Uneasiness rippled though her.
“I had to comfort you, and I had to keep you safe. I could think of only one way.”
“Mesmer,” she said, her voice leaden. The only logical answer. The worst answer.
“You are too perceptive for my own good.” He tried to smile, although anger began to show on his face. “Yes. I took your memories of me with me when I went.” He’d said it.
“But I didn’t take your memories of interactions with my clan,” he insisted. “That’s what happens under Mesmer. I just – kept it from you. I didn’t want you to hate me for being one of them. I didn’t know you would remember them yourself.”

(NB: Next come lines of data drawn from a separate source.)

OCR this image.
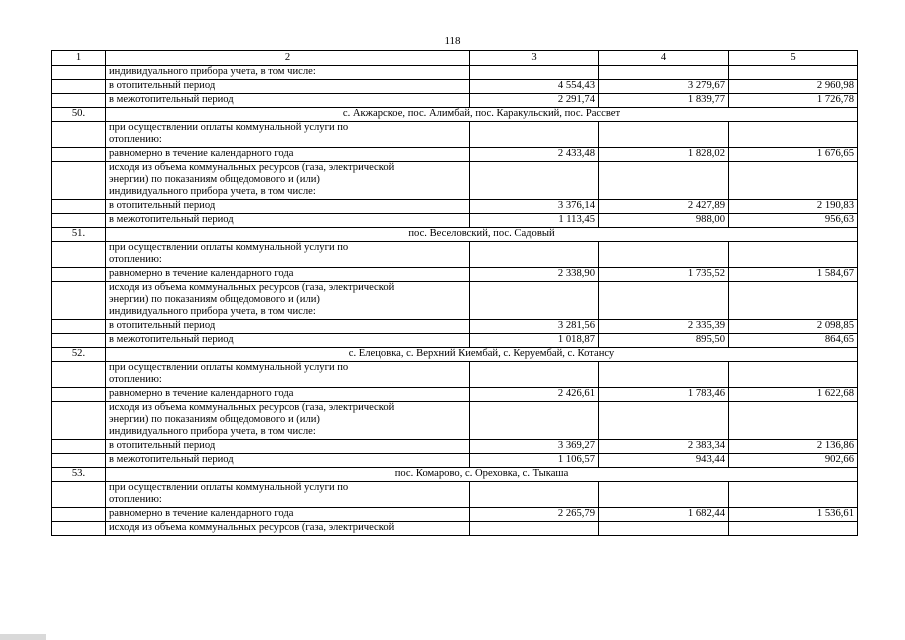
118
1	2	3	4	5

	индивидуального прибора учета, в том числе:			

	в отопительный период	4 554,43	3 279,67	2 960,98

	в межотопительный период	2 291,74	1 839,77	1 726,78
50.	с. Акжарское, пос. Алимбай, пос. Каракульский, пос. Рассвет			

	при осуществлении оплаты коммунальной услуги по
отоплению:			

	равномерно в течение календарного года	2 433,48	1 828,02	1 676,65

	исходя из объема коммунальных ресурсов (газа, электрической
энергии) по показаниям общедомового и (или)
индивидуального прибора учета, в том числе:			

	в отопительный период	3 376,14	2 427,89	2 190,83

	в межотопительный период	1 113,45	988,00	956,63
51.	пос. Веселовский, пос. Садовый			

	при осуществлении оплаты коммунальной услуги по
отоплению:			

	равномерно в течение календарного года	2 338,90	1 735,52	1 584,67

	исходя из объема коммунальных ресурсов (газа, электрической
энергии) по показаниям общедомового и (или)
индивидуального прибора учета, в том числе:			

	в отопительный период	3 281,56	2 335,39	2 098,85

	в межотопительный период	1 018,87	895,50	864,65
52.	с. Елецовка, с. Верхний Киембай, с. Керуембай, с. Котансу			

	при осуществлении оплаты коммунальной услуги по
отоплению:			

	равномерно в течение календарного года	2 426,61	1 783,46	1 622,68

	исходя из объема коммунальных ресурсов (газа, электрической
энергии) по показаниям общедомового и (или)
индивидуального прибора учета, в том числе:			

	в отопительный период	3 369,27	2 383,34	2 136,86

	в межотопительный период	1 106,57	943,44	902,66
53.	пос. Комарово, с. Ореховка, с. Тыкаша			

	при осуществлении оплаты коммунальной услуги по
отоплению:			

	равномерно в течение календарного года	2 265,79	1 682,44	1 536,61

	исходя из объема коммунальных ресурсов (газа, электрической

A kind of impotent rage was building in Skye. She couldn’t speak. Learning that she’d been a victim of some kind of magical manipulation her whole life, losing the friendship she’d had with this amazing person without recollection, cut her deeply.
She’d always believed that the sea had comforted her, or maybe even the spirit of her mother, speaking with the voice of the waves. She’d grieved for that lost comfort. Now she knew it was Hunter she’d mourned, but without any choice to miss him, or comfort herself with thoughts of him. How different her life could have been with him in it. How much better would she have felt if she’d known she had him?
He reached out and gripped her hands, his words tumbling over themselves. “When they called you, and you chose me – that doesn’t happen, Skye. No one chooses someone else when under another’s sway. But you did. Our connection is so real that even with it dissolved beyond recall it was there, in the heart of you. So, Skye, will you trust me?”